Yeah, looks like that to me as well... Can you tune this timeout up?
#11 Updated by imirc tw over 1 year ago
Yeah that does the trick. I added a timeout to the unit.stop of 30s which solves the issue.
for i in /var/lib/ceph/{uuid}/osd.*; do sed -i 's/podman stop/podman stop -t 30/g' $i/unit.stop; done
However the proper fix would be to add the timeout to the unit.run cmd so that podman stop without arguments works as well (if you use podman stop {containerid} manually for some reason)
for i in /var/lib/ceph/{uuid}/osd.*; do sed -i 's/--stop-signal=SIGTERM/--stop-signal=SIGTERM --stop-timeout=30/g' $i/unit.run; done
This probably needs an update in cephadm to add the stop-timeout into the unit.run file being generated for osds.
#12 Updated by Igor Fedotov over 1 year ago
- Tracker changed from Bug to Feature
- Project changed from Ceph to Orchestrator
- Subject changed from Slow OSD starts due to NCB::__restore_allocator to OSD container's shutdown timeout should be raised (and configurable)
- Category deleted (
OSD)
Existing 10 sec default value might cause non-graceful osd shutdown which dramatically slows down subsequent OSD restart..
#13 Updated by Igor Fedotov over 1 year ago
Just FYI: I reassigned the ticket to Orchestrator project and reworded the subject.
imirc tw wrote:
Yeah that does the trick. I added a timeout to the unit.stop of 30s which solves the issue.

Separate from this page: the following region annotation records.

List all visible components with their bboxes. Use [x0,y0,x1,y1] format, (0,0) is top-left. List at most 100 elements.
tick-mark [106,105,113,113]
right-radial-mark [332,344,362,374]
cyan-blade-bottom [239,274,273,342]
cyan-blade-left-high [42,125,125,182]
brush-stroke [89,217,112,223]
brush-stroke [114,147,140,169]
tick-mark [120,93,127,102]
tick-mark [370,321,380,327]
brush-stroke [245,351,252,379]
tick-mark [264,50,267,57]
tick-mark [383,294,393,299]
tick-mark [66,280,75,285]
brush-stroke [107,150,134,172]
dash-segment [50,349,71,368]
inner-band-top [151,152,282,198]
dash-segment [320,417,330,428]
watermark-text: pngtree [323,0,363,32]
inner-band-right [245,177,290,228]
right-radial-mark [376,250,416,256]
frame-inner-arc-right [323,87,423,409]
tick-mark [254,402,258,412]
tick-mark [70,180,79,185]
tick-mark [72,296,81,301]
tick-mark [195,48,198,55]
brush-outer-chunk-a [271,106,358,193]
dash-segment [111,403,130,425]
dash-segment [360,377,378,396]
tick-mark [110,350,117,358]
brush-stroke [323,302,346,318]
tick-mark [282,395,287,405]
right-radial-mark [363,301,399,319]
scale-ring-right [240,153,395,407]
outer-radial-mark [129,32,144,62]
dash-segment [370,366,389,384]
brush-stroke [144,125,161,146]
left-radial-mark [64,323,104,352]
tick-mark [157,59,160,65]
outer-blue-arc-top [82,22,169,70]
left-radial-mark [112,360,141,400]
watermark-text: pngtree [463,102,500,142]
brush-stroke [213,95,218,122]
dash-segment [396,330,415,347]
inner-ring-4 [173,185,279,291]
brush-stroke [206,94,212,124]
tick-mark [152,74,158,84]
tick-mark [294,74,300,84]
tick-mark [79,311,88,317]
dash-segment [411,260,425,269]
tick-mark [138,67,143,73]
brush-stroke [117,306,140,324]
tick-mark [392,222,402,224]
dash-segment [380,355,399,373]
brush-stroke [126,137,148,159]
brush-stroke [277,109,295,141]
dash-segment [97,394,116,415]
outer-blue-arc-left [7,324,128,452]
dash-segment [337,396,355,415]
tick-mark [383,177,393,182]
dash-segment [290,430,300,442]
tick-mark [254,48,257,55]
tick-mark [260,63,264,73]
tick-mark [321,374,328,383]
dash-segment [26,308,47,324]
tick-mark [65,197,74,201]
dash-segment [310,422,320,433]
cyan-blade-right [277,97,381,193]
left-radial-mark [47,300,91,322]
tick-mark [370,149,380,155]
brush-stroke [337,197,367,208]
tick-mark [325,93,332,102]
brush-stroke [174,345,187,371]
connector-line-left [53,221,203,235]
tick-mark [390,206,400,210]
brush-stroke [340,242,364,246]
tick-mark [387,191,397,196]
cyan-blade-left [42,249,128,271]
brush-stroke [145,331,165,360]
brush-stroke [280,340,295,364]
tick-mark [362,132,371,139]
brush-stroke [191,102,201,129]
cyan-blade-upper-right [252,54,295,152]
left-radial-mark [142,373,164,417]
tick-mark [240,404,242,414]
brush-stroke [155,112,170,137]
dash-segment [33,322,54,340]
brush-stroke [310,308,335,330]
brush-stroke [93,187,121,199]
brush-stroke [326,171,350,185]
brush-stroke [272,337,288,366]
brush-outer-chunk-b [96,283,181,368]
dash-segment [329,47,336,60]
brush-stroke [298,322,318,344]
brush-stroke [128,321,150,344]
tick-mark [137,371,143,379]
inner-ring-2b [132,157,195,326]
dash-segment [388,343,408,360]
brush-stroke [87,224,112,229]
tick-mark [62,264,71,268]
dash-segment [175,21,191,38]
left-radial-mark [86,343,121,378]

[...]However the proper fix would be to add the timeout to the unit.run cmd so that podman stop without arguments works as well (if you use podman stop {containerid} manually for some reason)
[...]
This probably needs an update in cephadm to add the stop-timeout into the unit.run file being generated for osds.
#14 Updated by imirc tw over 1 year ago
Thanks for your support!
#15 Updated by Redouane Kachach Elhichou about 1 year ago
- Assignee set to Redouane Kachach Elhichou
#16 Updated by Redouane Kachach Elhichou about 1 year ago
- Pull request ID set to 50655
#17 Updated by Redouane Kachach Elhichou about 1 year ago
- Status changed from New to In Progress
#19 Updated by Backport Bot 12 months ago
- Copied to Backport #59238: quincy: OSD container's shutdown timeout should be raised (and configurable) added
#20 Updated by Backport Bot 12 months ago
- Tags set to backport_processed